Separating the CEO from the Brand - Better Luck Separating the Wet from the Water
Last week, the often outspoken John Mackey, CEO of Whole Foods, wrote an OpEd piece in the Wall St. Journalopinion criticizing the President's public health initiative. He went as far as to declare that healthcare is not a right any more than food and shelter are rights for Americans.
This week, spokesperson Libba Letton, said the company was responding to emails about Mackey's article. "We're trying to explain that it was intended to be a personal opinion and not on behalf of the company."
The CEO of a company is always inextricably linked to the brand. What ties Mackey even closer (if that's even possible) are two factors: First, he is known for speaking frankly and "from the hip." Second - and specifically in this instance - Mackey sites several Whole Foods examples to prove his points on healthcare reform.
It may be too early to tell the extent of the fallout. Several groups have tried to organize consumer boycotts of the company.Those who follow the company and industry closely also expect these efforts to have some impact.

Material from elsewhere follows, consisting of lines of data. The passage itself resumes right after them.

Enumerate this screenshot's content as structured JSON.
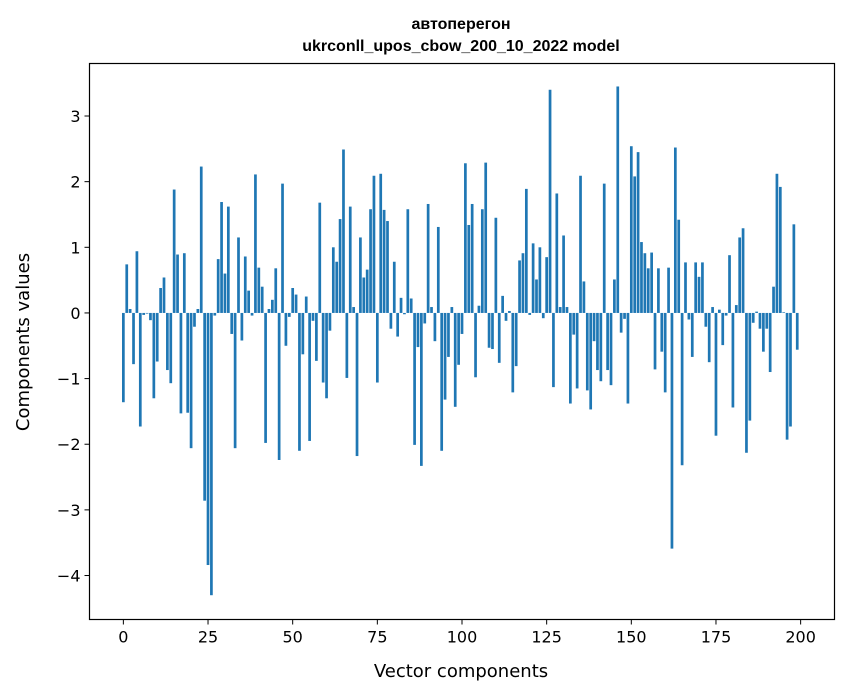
{
  "chart_data": {
    "type": "bar",
    "title_lines": [
      "автоперегон",
      "ukrconll_upos_cbow_200_10_2022 model"
    ],
    "xlabel": "Vector components",
    "ylabel": "Components values",
    "xlim": [
      -10,
      210
    ],
    "ylim": [
      -4.67,
      3.8
    ],
    "xticks": [
      0,
      25,
      50,
      75,
      100,
      125,
      150,
      175,
      200
    ],
    "yticks": [
      3,
      2,
      1,
      0,
      -1,
      -2,
      -3,
      -4
    ],
    "ytick_labels": [
      "3",
      "2",
      "1",
      "0",
      "−1",
      "−2",
      "−3",
      "−4"
    ],
    "grid": false,
    "color": "#1f77b4",
    "values": [
      -1.36,
      0.74,
      0.06,
      -0.78,
      0.94,
      -1.73,
      -0.03,
      -0.01,
      -0.11,
      -1.3,
      -0.74,
      0.38,
      0.54,
      -0.87,
      -1.07,
      1.88,
      0.89,
      -1.53,
      0.91,
      -1.52,
      -2.06,
      -0.21,
      0.06,
      2.23,
      -2.86,
      -3.84,
      -4.3,
      -0.04,
      0.82,
      1.69,
      0.6,
      1.62,
      -0.32,
      -2.06,
      1.15,
      -0.42,
      0.86,
      0.34,
      -0.04,
      2.11,
      0.69,
      0.4,
      -1.98,
      0.06,
      0.2,
      0.68,
      -2.24,
      1.97,
      -0.5,
      -0.06,
      0.38,
      0.28,
      -2.1,
      -0.63,
      0.25,
      -1.95,
      -0.12,
      -0.73,
      1.68,
      -1.06,
      -1.3,
      -0.27,
      1.0,
      0.78,
      1.43,
      2.49,
      -0.99,
      1.62,
      0.09,
      -2.18,
      1.15,
      0.54,
      0.66,
      1.58,
      2.09,
      -1.06,
      2.12,
      1.57,
      1.4,
      -0.24,
      0.78,
      -0.36,
      0.23,
      -0.02,
      1.58,
      0.22,
      -2.01,
      -0.52,
      -2.33,
      -0.16,
      1.66,
      0.09,
      -0.43,
      1.31,
      -2.1,
      -1.32,
      -0.67,
      0.09,
      -1.43,
      -0.79,
      -0.32,
      2.28,
      1.34,
      1.66,
      -0.98,
      0.11,
      1.58,
      2.29,
      -0.53,
      -0.55,
      1.45,
      -0.76,
      0.26,
      -0.12,
      0.03,
      -1.21,
      -0.81,
      0.8,
      0.91,
      1.89,
      -0.03,
      1.06,
      0.51,
      1.0,
      -0.08,
      0.85,
      3.4,
      -1.13,
      1.82,
      0.09,
      1.18,
      0.09,
      -1.38,
      -0.33,
      -1.15,
      2.09,
      0.48,
      -1.18,
      -1.47,
      -0.43,
      -0.87,
      -1.04,
      1.97,
      -0.87,
      -1.1,
      0.51,
      3.45,
      -0.3,
      -0.09,
      -1.38,
      2.54,
      2.08,
      2.45,
      1.08,
      0.91,
      0.68,
      0.92,
      -0.86,
      0.68,
      -0.59,
      -1.21,
      0.69,
      -3.59,
      2.52,
      1.42,
      -2.32,
      0.77,
      -0.1,
      -0.67,
      0.77,
      0.55,
      0.77,
      -0.21,
      -0.75,
      0.09,
      -1.87,
      0.05,
      -0.49,
      -0.04,
      0.88,
      -1.44,
      0.12,
      1.15,
      1.29,
      -2.13,
      -1.64,
      -0.15,
      0.02,
      -0.24,
      -0.59,
      -0.24,
      -0.9,
      0.4,
      2.12,
      1.92,
      0.01,
      -1.93,
      -1.73,
      1.35,
      -0.56
    ]
  }
}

Robert Passikoff, branding expert and founder of Brand Keys Consulting said: "Whole Foods has a particularly large segment of consumers who have a politically liberal tendency. That group looks at Whole Foods as a liberal brand. For them, this is now an issue of brand dissonance."
Michelle Chang, an analyst with investment research firm Morningstar boldly states: "Any concern about its image would damage sales heavily."
The general public may either strongly disagree with or align themselves tightly to Mackey's opinion. Marketing, branding and communications professionals may offer conflicting advice. And some industry analysts may predict deep loss where others say it'll barely impact the company at all. But one thing all will agree on is that what a CEO says reflects directly on his/her company.
We wonder if Mackey will ever learn - or wants to. It is nearly two years now since Mackey was "outed" for anonymously posting disparaging blog and Yahoo bulletin board entries about his competitors, namely, Wild Oats. His own communications team was forced to admit that was a blunder, banned such postings and revised policy. What will they do now?
What is your opinion? Do you believe there is any way for the CEO's opinion to be separated from the brand? What advice would you give Mr. Mackey and what precedents would you site?